Emerging markets boutique Victoire Asia has added two staff in Hong Kong since Aquico Wen set up the office in September.
Ex-Esemplia CIO wins HK licence with new firm

Emerging markets fund manager Victoire Asia Investment (VAI) has received approval in Hong Kong to undertake business in the region and brought in two more investment staff.

Aquico Wen, who moved from London to set up the firm in Hong Kong in September, has hired Young Chow as a senior analyst and Josephine Lam as operations manager. Both previously worked with Wen at US fund house Legg Mason.

Another investment specialist is due to join soon, but VAI declined to name the individual as he or she is not yet on board.

The team has substantial emerging markets expertise. Wen himself was the founder and chief investment officer of EM boutique Esemplia, which was closed last year by its parent, US asset manager Legg Mason. He has also worked at Citigroup Asset Management and JP Morgan Asset Management.

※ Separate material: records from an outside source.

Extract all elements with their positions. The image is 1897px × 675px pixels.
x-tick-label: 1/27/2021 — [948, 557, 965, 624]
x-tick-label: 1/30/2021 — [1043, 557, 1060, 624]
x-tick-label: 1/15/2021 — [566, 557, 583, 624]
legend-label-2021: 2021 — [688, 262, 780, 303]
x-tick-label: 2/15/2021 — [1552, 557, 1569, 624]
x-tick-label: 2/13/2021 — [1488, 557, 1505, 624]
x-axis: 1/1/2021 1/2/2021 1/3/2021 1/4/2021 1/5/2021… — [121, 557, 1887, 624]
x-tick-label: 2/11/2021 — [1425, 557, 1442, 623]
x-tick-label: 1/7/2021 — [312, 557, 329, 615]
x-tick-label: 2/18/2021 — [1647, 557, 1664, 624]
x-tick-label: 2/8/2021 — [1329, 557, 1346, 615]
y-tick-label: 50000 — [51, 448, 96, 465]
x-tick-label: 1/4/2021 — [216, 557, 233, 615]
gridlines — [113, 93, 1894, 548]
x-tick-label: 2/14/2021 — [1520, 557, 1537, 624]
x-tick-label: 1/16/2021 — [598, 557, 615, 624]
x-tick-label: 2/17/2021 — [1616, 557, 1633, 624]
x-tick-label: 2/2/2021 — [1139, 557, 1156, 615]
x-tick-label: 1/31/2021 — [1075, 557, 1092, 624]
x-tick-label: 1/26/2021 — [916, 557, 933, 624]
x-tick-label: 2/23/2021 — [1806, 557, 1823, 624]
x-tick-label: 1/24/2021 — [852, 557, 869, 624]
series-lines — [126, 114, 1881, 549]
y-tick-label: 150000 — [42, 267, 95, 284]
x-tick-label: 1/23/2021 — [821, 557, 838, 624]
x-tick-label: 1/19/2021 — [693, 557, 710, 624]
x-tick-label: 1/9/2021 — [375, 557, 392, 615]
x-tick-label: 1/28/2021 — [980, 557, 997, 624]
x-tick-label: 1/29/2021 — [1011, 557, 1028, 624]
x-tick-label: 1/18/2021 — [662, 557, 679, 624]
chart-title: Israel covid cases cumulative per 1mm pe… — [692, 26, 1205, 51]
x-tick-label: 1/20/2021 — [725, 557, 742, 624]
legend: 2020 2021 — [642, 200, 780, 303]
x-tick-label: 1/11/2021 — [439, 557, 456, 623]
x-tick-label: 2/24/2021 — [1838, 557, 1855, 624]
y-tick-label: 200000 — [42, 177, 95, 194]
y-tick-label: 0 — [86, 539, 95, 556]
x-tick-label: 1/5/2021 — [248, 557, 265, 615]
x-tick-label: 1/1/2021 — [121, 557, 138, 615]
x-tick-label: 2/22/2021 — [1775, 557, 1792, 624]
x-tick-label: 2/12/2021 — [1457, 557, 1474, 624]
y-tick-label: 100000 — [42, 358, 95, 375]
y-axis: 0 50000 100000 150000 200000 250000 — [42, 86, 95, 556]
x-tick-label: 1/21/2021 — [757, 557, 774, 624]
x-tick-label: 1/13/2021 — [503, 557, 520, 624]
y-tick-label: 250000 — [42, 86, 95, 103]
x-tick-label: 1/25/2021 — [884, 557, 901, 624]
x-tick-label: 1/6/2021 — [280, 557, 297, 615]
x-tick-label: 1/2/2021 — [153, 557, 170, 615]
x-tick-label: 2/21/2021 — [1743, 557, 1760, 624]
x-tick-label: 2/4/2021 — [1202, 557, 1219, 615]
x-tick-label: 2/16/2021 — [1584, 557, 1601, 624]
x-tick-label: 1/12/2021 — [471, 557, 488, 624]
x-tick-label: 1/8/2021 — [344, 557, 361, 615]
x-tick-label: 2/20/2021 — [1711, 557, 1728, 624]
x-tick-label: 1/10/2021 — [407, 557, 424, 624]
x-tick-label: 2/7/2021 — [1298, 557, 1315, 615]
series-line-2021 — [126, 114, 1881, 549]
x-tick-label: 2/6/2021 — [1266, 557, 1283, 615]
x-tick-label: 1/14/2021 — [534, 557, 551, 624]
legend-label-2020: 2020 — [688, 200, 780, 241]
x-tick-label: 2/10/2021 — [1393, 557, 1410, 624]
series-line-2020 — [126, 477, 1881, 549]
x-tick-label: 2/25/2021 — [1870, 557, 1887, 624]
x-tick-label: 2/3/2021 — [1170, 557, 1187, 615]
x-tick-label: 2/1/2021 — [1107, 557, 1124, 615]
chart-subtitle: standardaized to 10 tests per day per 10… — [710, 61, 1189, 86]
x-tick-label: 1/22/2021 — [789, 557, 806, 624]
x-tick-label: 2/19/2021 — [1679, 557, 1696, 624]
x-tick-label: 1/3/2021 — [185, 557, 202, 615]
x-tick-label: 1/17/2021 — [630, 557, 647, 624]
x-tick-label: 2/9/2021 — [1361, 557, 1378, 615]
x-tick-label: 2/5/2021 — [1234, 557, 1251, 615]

With its new type 9 licence from the Securities and Futures Commission, VAI – a 50/50 joint venture with Brazilian fund house Victoire Brasil Investimentos – can now market to professional investors out of the city. Sales will be looked after by Wen and VBI’s Sao Paulo-based CEO, Paul del Priore, and will involve marketing to a relatively small number of clients around the world.

VAI is targeting professional investors – above all institutions – globally with a strategy that invests in undervalued small to medium-sized companies (SMEs) with exposure to growth in Southeast Asia. It focuses on 10 to 20 listed and largely privately held Asian companies with market capitalisations ranging from $500,000 to $3 billion.

The focus is on higher-growth developing Asian economies – China, India, Asean and frontier markets. Today the firm’s investments are mainly in China, India, Indonesia, the Philippines and Thailand.

The SME sector offers opportunities because of the large number of companies and relatively small number of investors researching them, Wen tells AsianInvestor.

“Take the case of a company with a small subsidiary sitting on a valuable piece of land whose potential has not been fully recognised by the market,” he says. “It’s that sort of opportunity that such investors could find attractive.”

One thing that sets apart VAI apart from some firms is its ‘co-investment’ model. The Hong Kong team members have a 50% stake in the business and have also invested most of their liquid assets in the strategy.

The strategy is high-conviction, long-only, benchmark-agnostic and absolute return-orientated, says VAI, which uses Hong Kong-based Compliance Plus as its compliance services provider. 

Asked if Victoire plans to sell other strategies in Asia, del Priore says it will sound out the markets locally to explore whether there is demand for Brazilian expertise. If there is, the firm will go back to the regulator for further discussions.

Victoire has a Brazil-focused strategy in a Ucits fund, notes Wen, so progress could be quicker than might otherwise be the case, should it decide to proceed.